Vicksburg’s Brown an all-star as team trainer|[6/3/06]
Published 12:00 am Monday, June 5, 2006
Indiana Brown never really thought about a career in sports medicine before last summer. Even now, she admits it’s not what she really wants to do.
In one year, however, the 20-year-old Vicksburg resident has impressed the training staff at Hinds Community College. So much so that they picked her to represent them at the Mississippi-Alabama All-Star Football Game tonight in Mobile.
For the first time, junior college trainers will be used for the game. Brown was picked from among the members of Hinds’ staff to participate.
“I never even thought about the all-star game. I never thought any of us had a chance to go,” Brown said. “My first response was, ‘Yes! Sign me up.’”.
Brown comes from an athletic family and, while she never played any sports in high school, has always followed the games. Her cousins, Dmitri Young, Ellis Burks and Roosevelt Brown all played major league baseball. Several other cousins, including Reginald Perkins and Kevin Prentiss, played college football.
When she went to school at Hinds, Indiana Brown started as a nursing major and getting into sports medicine seemed like a good way to combine the two. Before her sophomore year she switched her major to social work but continued on in medicine by joining Hinds’ training staff.
“I caught on really quick,” Brown said. “I’ve learned a lot. Not only in sports medicine, but in other aspects of life. I’ve made a lot of lifelong friends.”

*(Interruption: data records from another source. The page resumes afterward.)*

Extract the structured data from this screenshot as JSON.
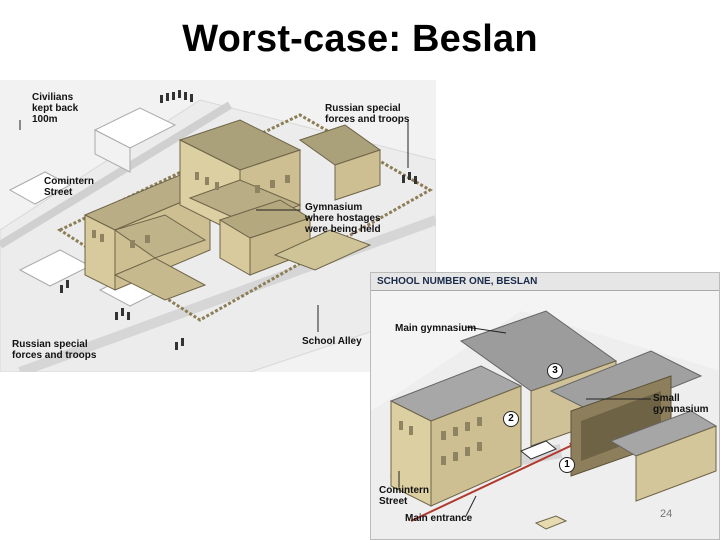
{
  "slide": {
    "title": "Worst-case: Beslan",
    "page_number": "24"
  },
  "map_overview": {
    "labels": {
      "civilians": "Civilians\nkept back\n100m",
      "forces_top": "Russian special\nforces and troops",
      "comintern": "Comintern\nStreet",
      "gymnasium": "Gymnasium\nwhere hostages\nwere being held",
      "forces_bottom": "Russian special\nforces and troops",
      "alley": "School Alley"
    }
  },
  "map_detail": {
    "header": "SCHOOL NUMBER ONE, BESLAN",
    "labels": {
      "main_gym": "Main gymnasium",
      "small_gym": "Small\ngymnasium",
      "comintern": "Comintern\nStreet",
      "main_entrance": "Main entrance"
    },
    "markers": [
      "1",
      "2",
      "3"
    ]
  }
}
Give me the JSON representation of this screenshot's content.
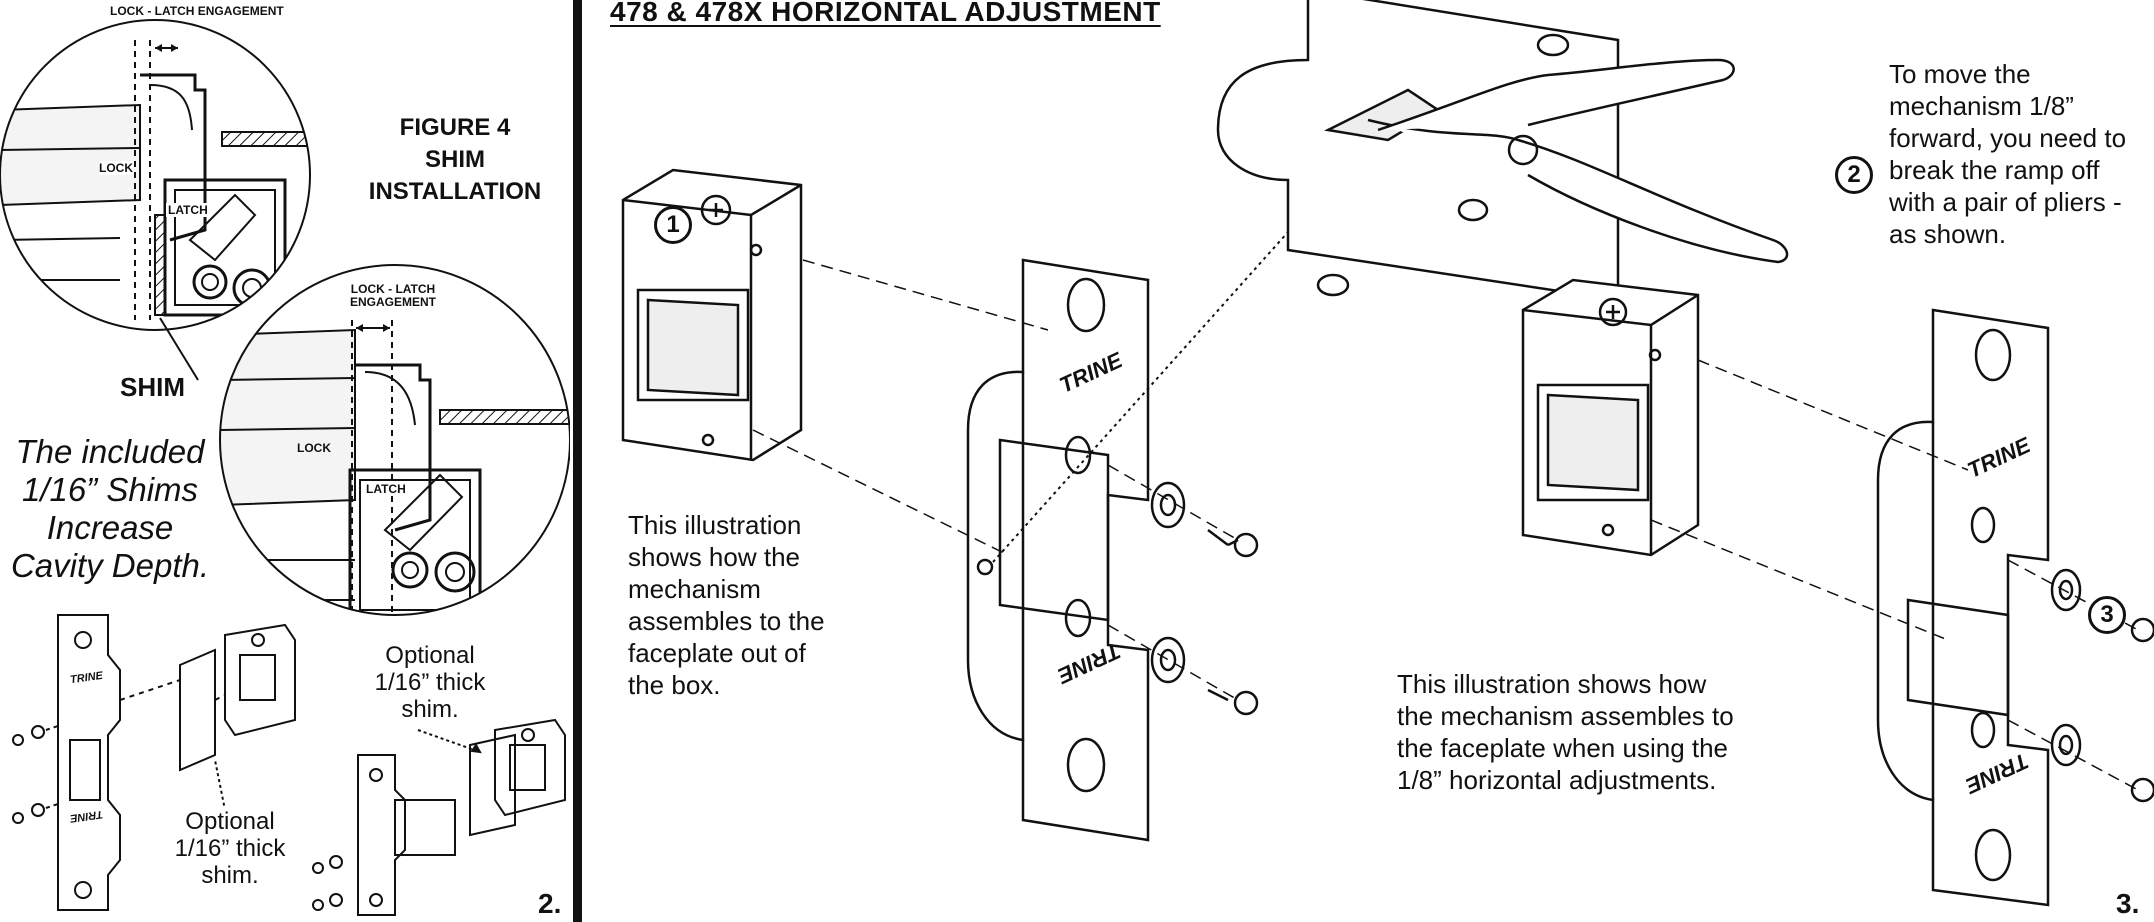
{
  "left_page": {
    "lock_latch_top": "LOCK - LATCH ENGAGEMENT",
    "lock_top": "LOCK",
    "latch_top": "LATCH",
    "figure_title_lines": [
      "FIGURE 4",
      "SHIM",
      "INSTALLATION"
    ],
    "lock_latch_bottom": "LOCK - LATCH ENGAGEMENT",
    "lock_bottom": "LOCK",
    "latch_bottom": "LATCH",
    "shim_label": "SHIM",
    "note_lines": [
      "The included",
      "1/16” Shims",
      "Increase",
      "Cavity Depth."
    ],
    "optional_shim_right": [
      "Optional",
      "1/16” thick",
      "shim."
    ],
    "optional_shim_bottom": [
      "Optional",
      "1/16” thick",
      "shim."
    ],
    "brand_small": "TRINE",
    "page_number": "2."
  },
  "right_page": {
    "section_title": "478 & 478X HORIZONTAL ADJUSTMENT",
    "step1": "1",
    "step2": "2",
    "step3": "3",
    "step1_text": "This illustration shows how the mechanism assembles to the faceplate out of the box.",
    "step2_text": "To move the mechanism 1/8” forward, you need to break the ramp off with a pair of pliers - as shown.",
    "step3_text": "This illustration shows how the mechanism assembles to the faceplate when using the 1/8” horizontal adjustments.",
    "brand": "TRINE",
    "page_number": "3."
  }
}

Brown will finish her work at Hinds with the all-star game – she graduated on May 12 – as well as her career in sports medicine for the time being. She plans to do some work with Jackson-based Mississippi Sports Medicine this summer, then enroll at Jackson State in the fall and embark on a career in social work.
“I’ve thought about (sports medicine). But right now I’m really more interested in the social work field,” Brown said.
So she’ll go to Mobile for one last game as a trainer, with fond memories in her mind and a smile on her face.
“I love it. I believe it is an honor. I don’t think it’s work when I do it. It’s fun and something I enjoy doing,” she said, adding that the all-star game will be no different from working at other games. “It’s not pressure. It feels like just another game. My last game at Hinds.”